When he dies she stops wondering.
(After he was struck down she didn't move from that spot. When they found her they had to pry her hands from his body, hands hardened with his blood and her tears and the knowledge she would never feel that weight of him again.)
While he didn't physically leave anything to hold her from moving on, she still has a lifetime of memories that will always linger. He made it easier for her to heal but that doesn't make it easy; he lessened the impossible to the improbable. Certain spots are now automatically off limits. Some are easy enough to avoid but others, like her room, are not. The few hours she spends in her bed are haunted with the shadow of his silhouette beside her, the ghost of his touch whispering all over her skin. She spends the nights tossing and turning, an unbearable ache spreading slowly through her body that never really leaves. She wonders if she'll ever be able to look at a persimmon without flinching.
Yet time has a funny way of pushing forward and before she realizes, it's spring. Many throw themselves into their training (her captain included), so much so that she hardly sees him for long stretches of time, save for when he gives the few remedial orders he feels obligated to, like do your paperwork or at least pretend to hide those bottles instead of leaving them right on your desk. Yet even when he's reprimanding her he won't look her in the eye. And she knows why, she knows all too well why none of her friends are able to truly face her.
(Her not so subtle reaction to Gin's death only proved what those close to her had already suspected, though none of them had the guts to ask the extent of her relationship with the captain many deemed strange and off-putting.)
She wasn't ashamed to grieve him (no, never, he saved her damn life) but she understood there was a side of Gin only she was privy to.
The full weight of it hits her in the summer. It was a date that really shouldn't have meant much, but when she realized it was exactly two months from his birthday she can't help but feel like someone knocked the breath out of her.

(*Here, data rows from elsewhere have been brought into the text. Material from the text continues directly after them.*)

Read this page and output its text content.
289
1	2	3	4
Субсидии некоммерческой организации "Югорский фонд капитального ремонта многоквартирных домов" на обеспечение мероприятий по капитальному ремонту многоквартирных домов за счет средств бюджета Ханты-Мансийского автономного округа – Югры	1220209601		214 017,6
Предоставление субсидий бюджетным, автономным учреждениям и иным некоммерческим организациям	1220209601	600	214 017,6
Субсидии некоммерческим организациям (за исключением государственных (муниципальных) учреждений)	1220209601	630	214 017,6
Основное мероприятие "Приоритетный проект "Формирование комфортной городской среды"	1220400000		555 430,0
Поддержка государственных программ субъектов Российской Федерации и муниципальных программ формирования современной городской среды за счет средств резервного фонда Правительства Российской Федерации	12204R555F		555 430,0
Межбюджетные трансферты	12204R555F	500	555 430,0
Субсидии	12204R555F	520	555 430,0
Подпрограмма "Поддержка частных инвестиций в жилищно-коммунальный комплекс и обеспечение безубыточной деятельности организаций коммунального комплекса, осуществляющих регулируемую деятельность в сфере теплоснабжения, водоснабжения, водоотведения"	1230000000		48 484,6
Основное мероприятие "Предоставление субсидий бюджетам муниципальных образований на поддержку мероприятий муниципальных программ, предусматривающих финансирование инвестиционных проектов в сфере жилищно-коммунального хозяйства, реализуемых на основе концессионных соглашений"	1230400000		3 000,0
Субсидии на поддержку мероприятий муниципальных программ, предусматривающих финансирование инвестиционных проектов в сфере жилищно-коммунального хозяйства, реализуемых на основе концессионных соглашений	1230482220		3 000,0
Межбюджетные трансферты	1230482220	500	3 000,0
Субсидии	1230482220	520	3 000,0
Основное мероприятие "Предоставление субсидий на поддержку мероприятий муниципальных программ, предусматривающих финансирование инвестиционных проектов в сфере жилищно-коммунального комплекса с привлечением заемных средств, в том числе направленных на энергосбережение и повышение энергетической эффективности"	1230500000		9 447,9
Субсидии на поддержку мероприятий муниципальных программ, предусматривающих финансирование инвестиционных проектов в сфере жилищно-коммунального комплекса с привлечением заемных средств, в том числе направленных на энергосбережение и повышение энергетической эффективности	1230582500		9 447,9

"Gin is gone," She says it out loud, because up until that moment some small stupid part of her was hoping he'd pop inside her office without warning and ask her to accompany him on a walk. "Gin is dead and he's not coming back."
The rest of the Gotei 13 may have ridded themselves of a traitor, but she lost a childhood idol, a far too occasional lover, and a dear friend. And she finally starts to accept it.
Time moves on. Eventually she does too.